彼女は謝ってきた。今までの主に一昨日の非行を彼女は謝罪した。こんな一般的な普通の子が抱えた事情を知って彼女を許せない人間は恐らくいない。

「ああ、いやいいんだよ。そんなのは。えっとそれで、あのお父さんとお母さんは離婚とかしないの?」

いきなり聞きにくいことをズバッと聞いていく。

「そのことは、そのよくて、あなたには関係ないですし。巻き込んでごめんなさい。」

勝手に巻き込んでおいて、突っぱねるようなとんでもない態度の彼女。もう関係ないとは言えない。こんなことを言われても僕の心はもう決まっている。

「いや、関係ないわけないよ。もう僕も関係者だ。」

「だから、そんなんじゃなくて、もう関わらないで。私の問題だから。」

もうどんなことを言われても突っぱねるようなことを言われても、僕の心は一切変わらない。

「そんなんじゃなくて!僕が君を助けたいんだ!もう他人なんかじゃないよ。
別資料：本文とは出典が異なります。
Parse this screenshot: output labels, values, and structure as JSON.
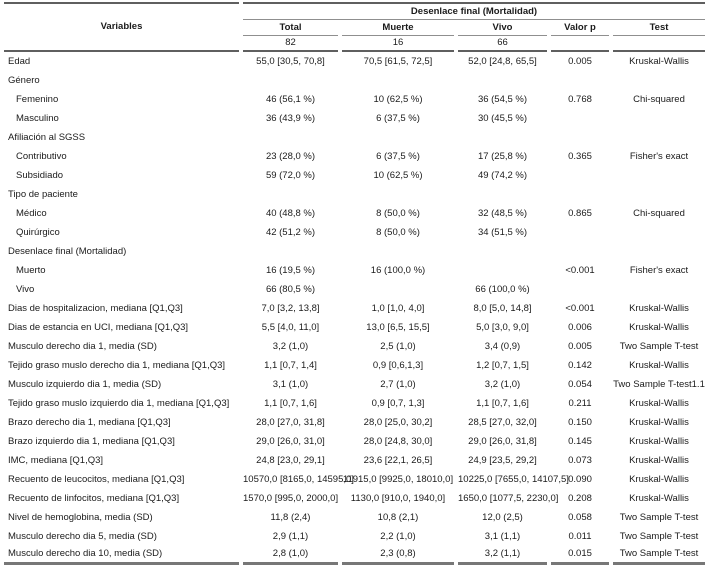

それに勝手に巻き込んだのは君だろ!だから、君は僕に助けられるんだ!!助けられなきゃならないんだ!」

「もう。だからいいの。私はもう終わってるから」

「終わってなんかないよ。君はなんにも悪くなんてない!!どうしてそんな悲しいことを…」

「もう、いいんだって…」

このままでは押し問答だ。彼女の同意は得られない。ならば一方的に契約するしかない。

「舞鶴ちゃん。君がどう思おうが僕には関係ない。僕は君を助けたいと思ってしまったんだから。だから、君の同意なんていらない。僕は君を助ける。僕の人生をかけて助ける。」

なんだか、後半、告白みたいになってるが、そんなことは気にしない。

「うるさいなあ…!!もういいのに……」


これが僕の罪だ。助かりたくない。諦めた少女を助けたいと思ってしまった僕の罪だ。僕は人生をかけて罪を償うことになるのだが。さてはて、この時の僕は何も知らない。分かっていなかったんだ。


朝8時。目覚まし時計に起こされる。舞鶴は夜のうちに帰っていった。玄関から静かに。

リビングに向かうといつものように親がいた。

「おはよう。」

「んん!おはよう♩」

上機嫌な母さんだ。

「晴。なんだか、顔が引き締まっているな。顔のトレーニングでもしたのか?」

「ああ、いや、ありがとう。そうかな?」

父さんも母さんも特に何も言ってこなかったので、恐らく何も聞こえていなかったのだろう。よかったー。

朝ごはんを食べて今日も朝のルーティーンを済ませる。そして学校へ僕は向かう。

「いってきまーす。」

元気に家に挨拶をして、今日も学校に向かう。今日の足乗りはいつもとは違う。決意の足だ。決意の意志だ。罪を背負った決意の足だ。